LAS VEGAS--Arizona-based Space Data will use its nationwide 900 MHz spectrum to extend iDEN services in the United States, particularly in rural areas, the company announced this week at the International Wireless Communication Expo (IWCE) at the Las Vegas Convention Center.

Space Data recently announced consolidation of nationwide spectrum at 901-902 MHz, and Motorola did the technical work to extend the iDEN band by 78 new channels—Motorola’s third extension of the technology.

Best known for using weather balloons to launch base stations into near space to provide wireless services, Space Data hopes to support iDEN services on its SkySite solutions, but the immediate offering is a more traditional approach to leverage Space Data’s digital iDEN switch, Space Data Chairman and CEO Gerald Knoblach said.

“This is just a standard terrestrial setting,” Knoblach said during an interview with MRT.

Motorola has indicated that it will stop supporting analog iDEN in a couple of year, which means existing customers need to transition to the digital iDEN platform. However, many don’t have the necessary spectrum—something that is becoming even more scarce with Sprint Nextel securing airwaves to support its commercial network during 800 MHz rebanding—and it’s difficult to justify the economics associated with purchasing a $1 million digital switch for a campus security force or other work groups that value iDEN’s push-to-talk capability, Knoblach said.
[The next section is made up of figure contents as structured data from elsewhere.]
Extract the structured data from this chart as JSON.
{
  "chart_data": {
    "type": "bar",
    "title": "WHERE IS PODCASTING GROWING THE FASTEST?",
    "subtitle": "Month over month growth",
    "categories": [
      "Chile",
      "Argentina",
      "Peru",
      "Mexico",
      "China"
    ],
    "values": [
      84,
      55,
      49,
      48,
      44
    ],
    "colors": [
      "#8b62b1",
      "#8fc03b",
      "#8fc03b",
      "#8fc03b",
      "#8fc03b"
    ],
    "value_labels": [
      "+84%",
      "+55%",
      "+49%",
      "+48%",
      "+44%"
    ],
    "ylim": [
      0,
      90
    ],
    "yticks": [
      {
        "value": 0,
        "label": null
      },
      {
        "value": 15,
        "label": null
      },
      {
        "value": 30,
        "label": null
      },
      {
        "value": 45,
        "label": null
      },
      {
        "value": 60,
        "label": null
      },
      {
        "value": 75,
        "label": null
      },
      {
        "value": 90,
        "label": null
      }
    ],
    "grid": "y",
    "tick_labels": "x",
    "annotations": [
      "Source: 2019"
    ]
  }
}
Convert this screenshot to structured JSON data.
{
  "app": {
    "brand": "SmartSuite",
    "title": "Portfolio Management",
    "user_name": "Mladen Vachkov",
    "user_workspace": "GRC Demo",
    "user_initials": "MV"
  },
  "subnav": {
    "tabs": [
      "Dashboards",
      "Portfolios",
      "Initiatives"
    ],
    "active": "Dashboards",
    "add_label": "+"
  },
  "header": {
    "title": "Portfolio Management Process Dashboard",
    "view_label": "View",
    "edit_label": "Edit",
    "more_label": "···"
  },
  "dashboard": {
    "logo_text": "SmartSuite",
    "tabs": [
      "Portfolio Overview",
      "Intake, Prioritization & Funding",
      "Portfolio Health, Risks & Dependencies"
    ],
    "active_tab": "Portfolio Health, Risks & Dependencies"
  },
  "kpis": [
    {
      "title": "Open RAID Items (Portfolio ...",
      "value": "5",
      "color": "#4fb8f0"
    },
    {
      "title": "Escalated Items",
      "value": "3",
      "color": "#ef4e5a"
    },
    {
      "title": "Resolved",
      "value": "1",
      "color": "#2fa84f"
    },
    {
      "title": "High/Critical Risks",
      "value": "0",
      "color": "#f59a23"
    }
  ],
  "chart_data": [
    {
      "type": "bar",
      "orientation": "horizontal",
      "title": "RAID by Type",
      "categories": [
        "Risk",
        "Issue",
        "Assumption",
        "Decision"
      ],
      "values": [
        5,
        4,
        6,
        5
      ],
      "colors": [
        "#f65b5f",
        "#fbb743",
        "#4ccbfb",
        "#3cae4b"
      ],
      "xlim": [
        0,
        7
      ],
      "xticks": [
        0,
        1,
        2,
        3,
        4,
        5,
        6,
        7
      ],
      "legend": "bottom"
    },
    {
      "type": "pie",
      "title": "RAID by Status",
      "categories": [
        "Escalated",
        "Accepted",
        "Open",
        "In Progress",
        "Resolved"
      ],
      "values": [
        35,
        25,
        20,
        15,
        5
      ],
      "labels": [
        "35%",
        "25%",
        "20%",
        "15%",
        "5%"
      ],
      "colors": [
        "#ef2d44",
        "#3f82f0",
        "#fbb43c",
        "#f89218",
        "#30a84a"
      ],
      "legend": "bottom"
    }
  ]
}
“They want a private network, but it doesn’t make sense to buy a digital switch that services 25,000 subs for 500 people,” he said. “In that situation, they can buy a base station, hook it to our switch and pay for the T1 backhaul cost from our switch here in Phoenix and their base station. If they don’t have spectrum, they can rent our spectrum; if they do have spectrum, they can use that.”